If $X_1 \rightarrow X_2 \rightarrow X_3 \rightarrow X_4$ is a Markov chain, is $X_2 \rightarrow X_3 \rightarrow X_4$ also one?

Question

If $X_1 \rightarrow X_2 \rightarrow X_3 \rightarrow X_4$ is a Markov chain, is $X_2 \rightarrow X_3 \rightarrow X_4$ also one?

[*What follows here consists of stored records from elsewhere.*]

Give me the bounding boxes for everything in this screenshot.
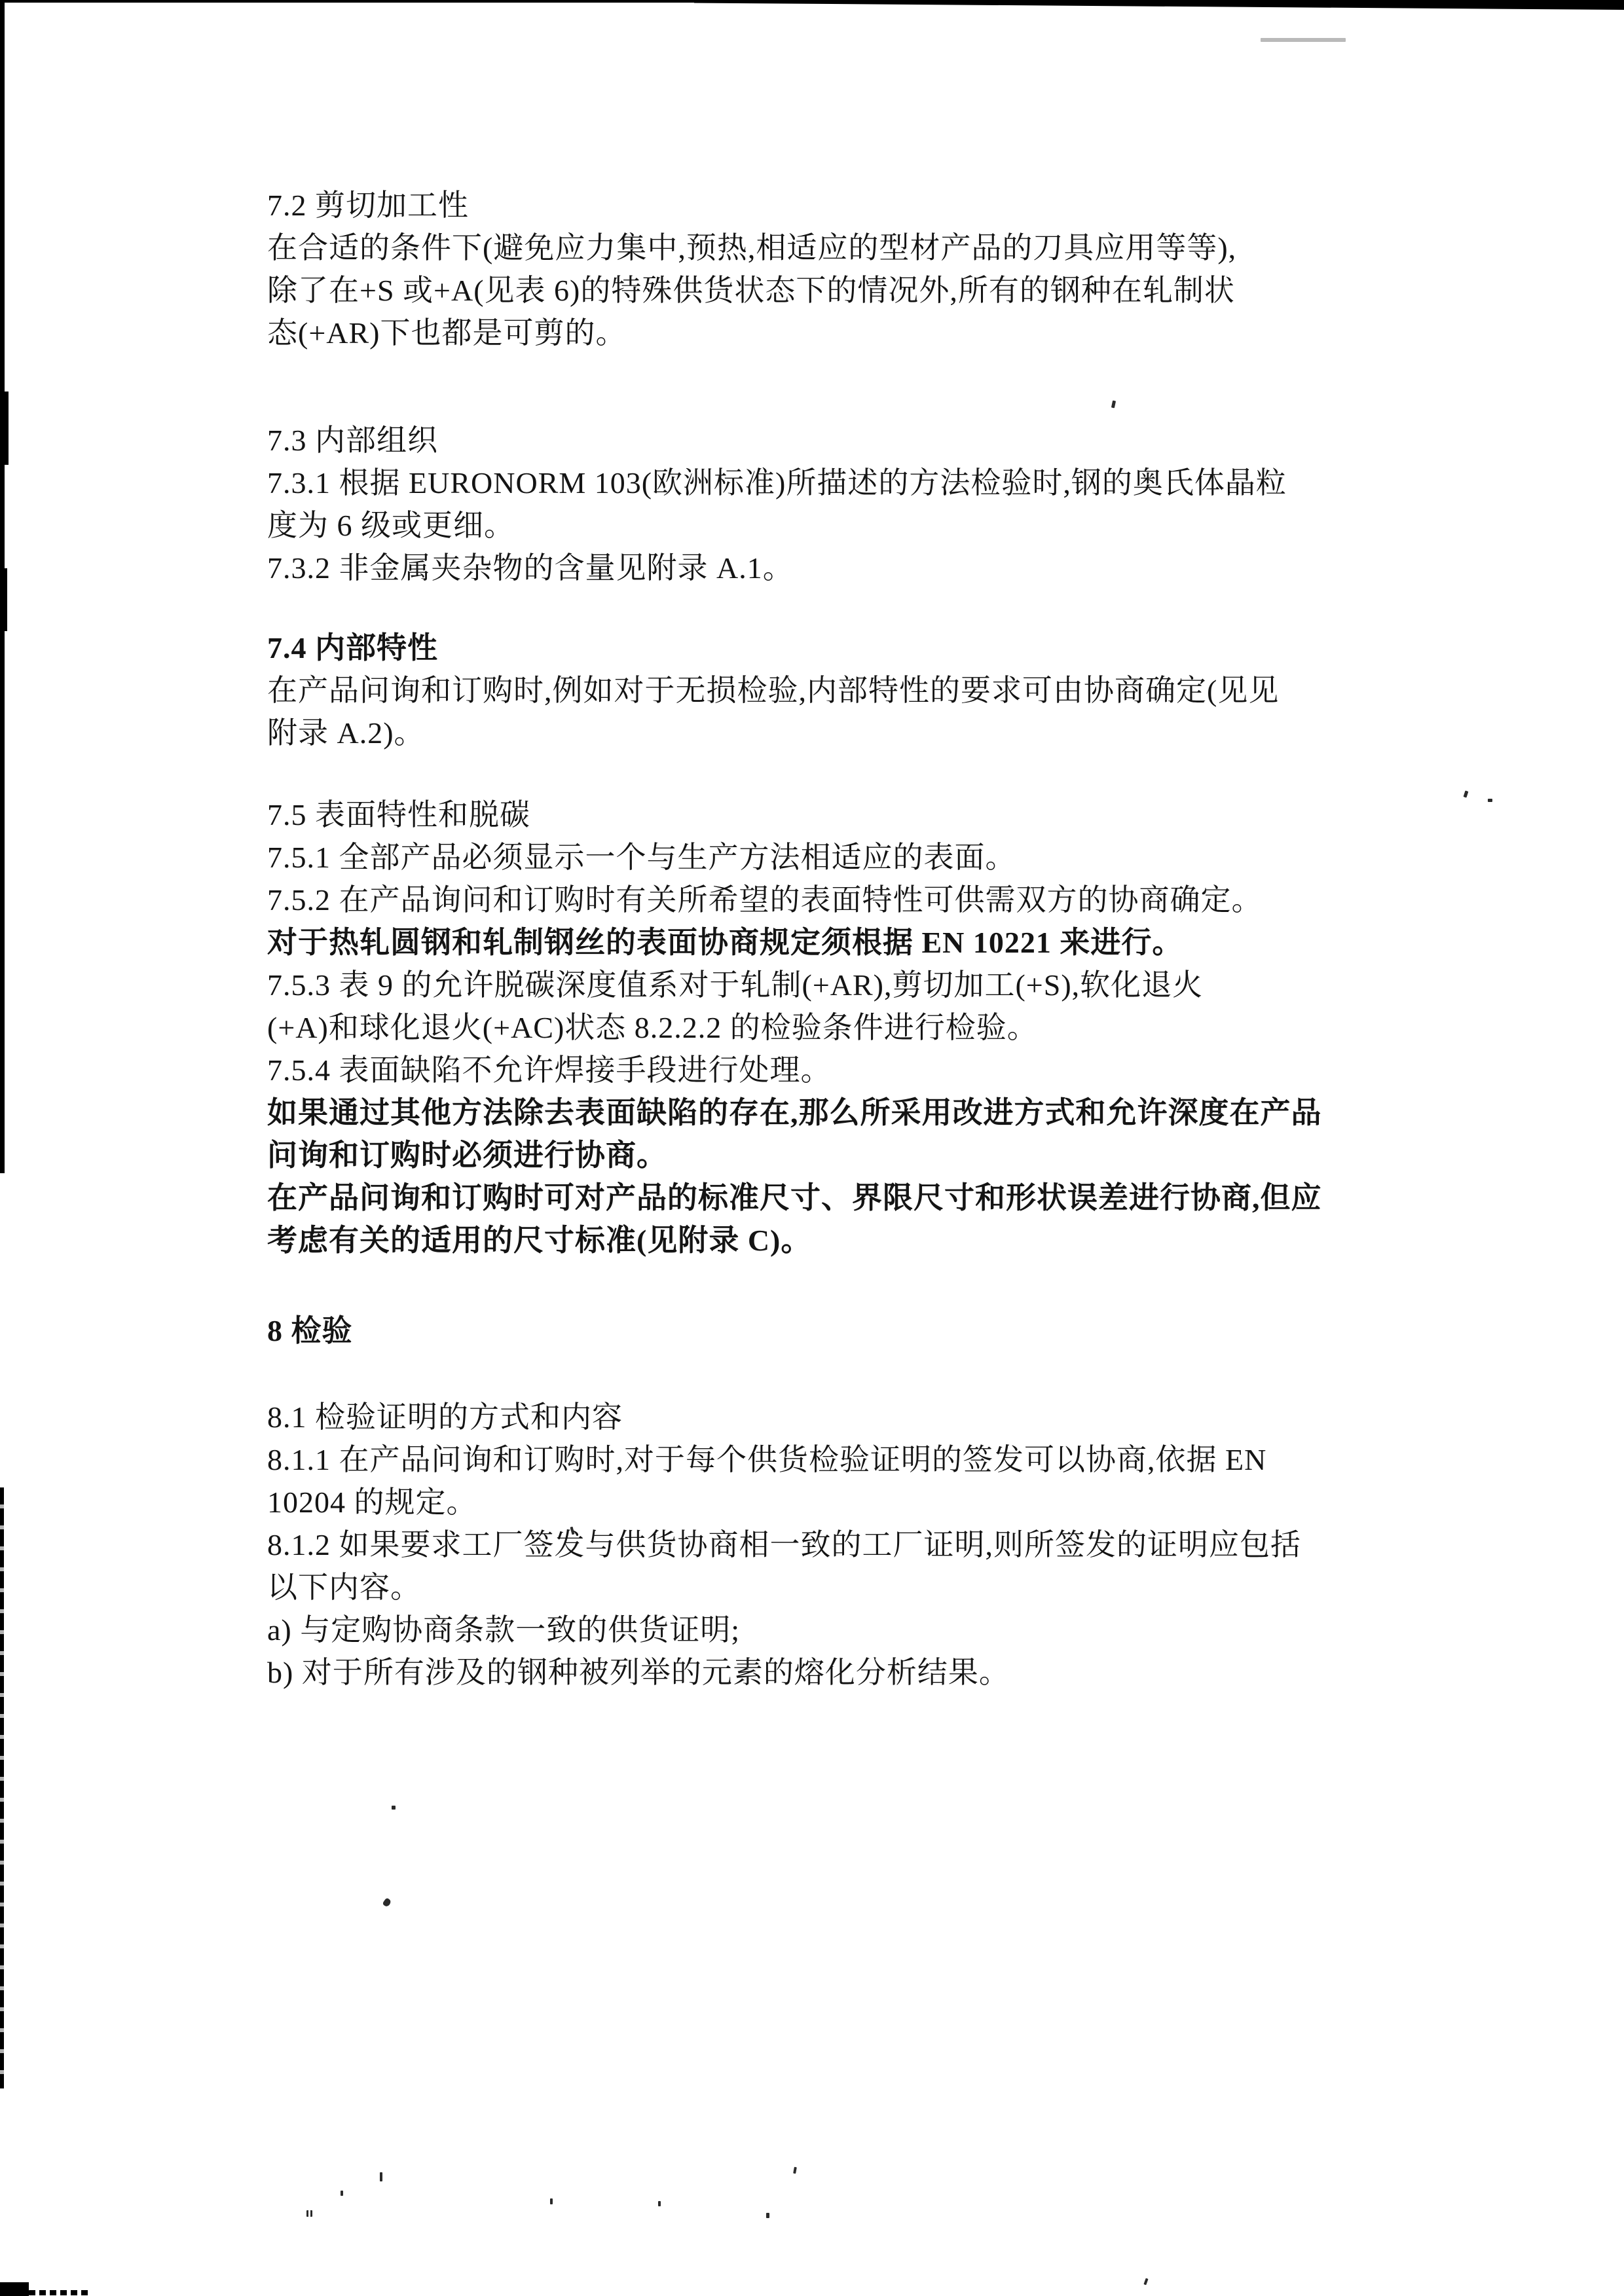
scan-edge-top-dash [1261, 38, 1346, 42]
heading-7-3: 7.3 内部组织 [267, 419, 1393, 462]
text-line: 7.3.2 非金属夹杂物的含量见附录 A.1。 [267, 547, 1393, 589]
heading-8: 8 检验 [267, 1309, 1393, 1352]
list-item-b: b) 对于所有涉及的钢种被列举的元素的熔化分析结果。 [267, 1651, 1393, 1694]
heading-7-5: 7.5 表面特性和脱碳 [267, 793, 1393, 836]
scan-edge-left-blotch [0, 568, 7, 631]
text-line: 度为 6 级或更细。 [267, 504, 1393, 547]
scan-edge-top-wedge [694, 0, 1624, 10]
section-7-3: 7.3 内部组织 7.3.1 根据 EURONORM 103(欧洲标准)所描述的… [267, 419, 1393, 589]
scan-edge-left-blotch [0, 392, 9, 465]
text-line: 在产品问询和订购时可对产品的标准尺寸、界限尺寸和形状误差进行协商,但应 [267, 1176, 1393, 1219]
scan-speck [766, 2213, 769, 2218]
scan-speck [382, 1897, 392, 1908]
text-line: 以下内容。 [267, 1566, 1393, 1609]
section-8: 8 检验 [267, 1309, 1393, 1352]
section-7-4: 7.4 内部特性 在产品问询和订购时,例如对于无损检验,内部特性的要求可由协商确… [267, 627, 1393, 754]
scan-corner-dash [29, 2290, 92, 2295]
text-line: 7.3.1 根据 EURONORM 103(欧洲标准)所描述的方法检验时,钢的奥… [267, 462, 1393, 504]
text-line: 7.5.2 在产品询问和订购时有关所希望的表面特性可供需双方的协商确定。 [267, 879, 1393, 921]
text-line: 7.5.1 全部产品必须显示一个与生产方法相适应的表面。 [267, 836, 1393, 879]
list-item-a: a) 与定购协商条款一致的供货证明; [267, 1609, 1393, 1651]
text-line: 10204 的规定。 [267, 1481, 1393, 1523]
heading-8-1: 8.1 检验证明的方式和内容 [267, 1396, 1393, 1438]
text-line: 如果通过其他方法除去表面缺陷的存在,那么所采用改进方式和允许深度在产品 [267, 1091, 1393, 1134]
text-line: 态(+AR)下也都是可剪的。 [267, 312, 1393, 354]
section-8-1: 8.1 检验证明的方式和内容 8.1.1 在产品问询和订购时,对于每个供货检验证… [267, 1396, 1393, 1694]
scan-corner-blob [0, 2282, 29, 2296]
scan-speck [341, 2191, 343, 2196]
scan-speck [1111, 401, 1116, 409]
scan-speck [306, 2210, 312, 2217]
scan-speck [392, 1806, 396, 1810]
heading-7-4: 7.4 内部特性 [267, 627, 1393, 669]
text-line: 对于热轧圆钢和轧制钢丝的表面协商规定须根据 EN 10221 来进行。 [267, 921, 1393, 964]
text-line: 问询和订购时必须进行协商。 [267, 1134, 1393, 1176]
text-line: (+A)和球化退火(+AC)状态 8.2.2.2 的检验条件进行检验。 [267, 1006, 1393, 1049]
heading-7-2: 7.2 剪切加工性 [267, 184, 1393, 227]
scan-speck [1488, 799, 1492, 802]
section-7-2: 7.2 剪切加工性 在合适的条件下(避免应力集中,预热,相适应的型材产品的刀具应… [267, 184, 1393, 354]
scan-speck [550, 2198, 553, 2204]
text-line: 7.5.4 表面缺陷不允许焊接手段进行处理。 [267, 1049, 1393, 1091]
text-line: 在产品问询和订购时,例如对于无损检验,内部特性的要求可由协商确定(见见 [267, 669, 1393, 712]
scan-speck [658, 2201, 661, 2206]
scan-speck [793, 2167, 797, 2174]
scanned-document-page: 7.2 剪切加工性 在合适的条件下(避免应力集中,预热,相适应的型材产品的刀具应… [0, 0, 1624, 2296]
text-line: 附录 A.2)。 [267, 712, 1393, 754]
text-line: 考虑有关的适用的尺寸标准(见附录 C)。 [267, 1219, 1393, 1262]
scan-speck [1464, 790, 1469, 797]
scan-speck [380, 2172, 382, 2181]
text-line: 8.1.1 在产品问询和订购时,对于每个供货检验证明的签发可以协商,依据 EN [267, 1438, 1393, 1481]
text-line: 7.5.3 表 9 的允许脱碳深度值系对于轧制(+AR),剪切加工(+S),软化… [267, 964, 1393, 1006]
scan-edge-left-lower [0, 1487, 4, 2088]
text-line: 在合适的条件下(避免应力集中,预热,相适应的型材产品的刀具应用等等), [267, 227, 1393, 269]
scan-speck [1143, 2278, 1148, 2286]
text-line: 除了在+S 或+A(见表 6)的特殊供货状态下的情况外,所有的钢种在轧制状 [267, 269, 1393, 312]
section-7-5: 7.5 表面特性和脱碳 7.5.1 全部产品必须显示一个与生产方法相适应的表面。… [267, 793, 1393, 1262]
text-line: 8.1.2 如果要求工厂签发与供货协商相一致的工厂证明,则所签发的证明应包括 [267, 1523, 1393, 1566]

The actual problem I want to solve is: given the term $E(log \frac{p(x_3 | x_1, x_2)p(x_4|x_1,x_2)}{p(x_3 | x_1)p(x_4|x_1)})$, how can I conclude $E(log \frac{p(x_2)}{p(x_3 | x_1)p(x_4|x_1)})$?

Answer 1

By assumption, $$ p(x_1, x_2, x_3, x_4) = p(x_1) p(x_2|x_1)p(x_3|x_2)p(x_4|x_3), $$ which implies $$ p(x_2, x_3, x_4|x_1) = p(x_2|x_1)p(x_3|x_2)p(x_4|x_3). $$

Now, note that $$ \begin{align} p(x_2, x_3, x_4) &= \int_{x_1} p(x_1,x_2,x_3,x_4)dx_1 \\ &= \int_{x_1}p(x_1)p(x_2,x_3,x_4| x_1)dx_1 \\ &=p(x_3|x_2)p(x_4|x_3)\int_{x_1}p(x_1)p(x_2|x_1)dx_1\\ &=p(x_2)p(x_3|x_2)p(x_4|x_3), \end{align} $$ which means that $X_2\rightarrow X_3 \rightarrow X_4$.

I am not sure what your actual problem is and how the above is relevant to its solution.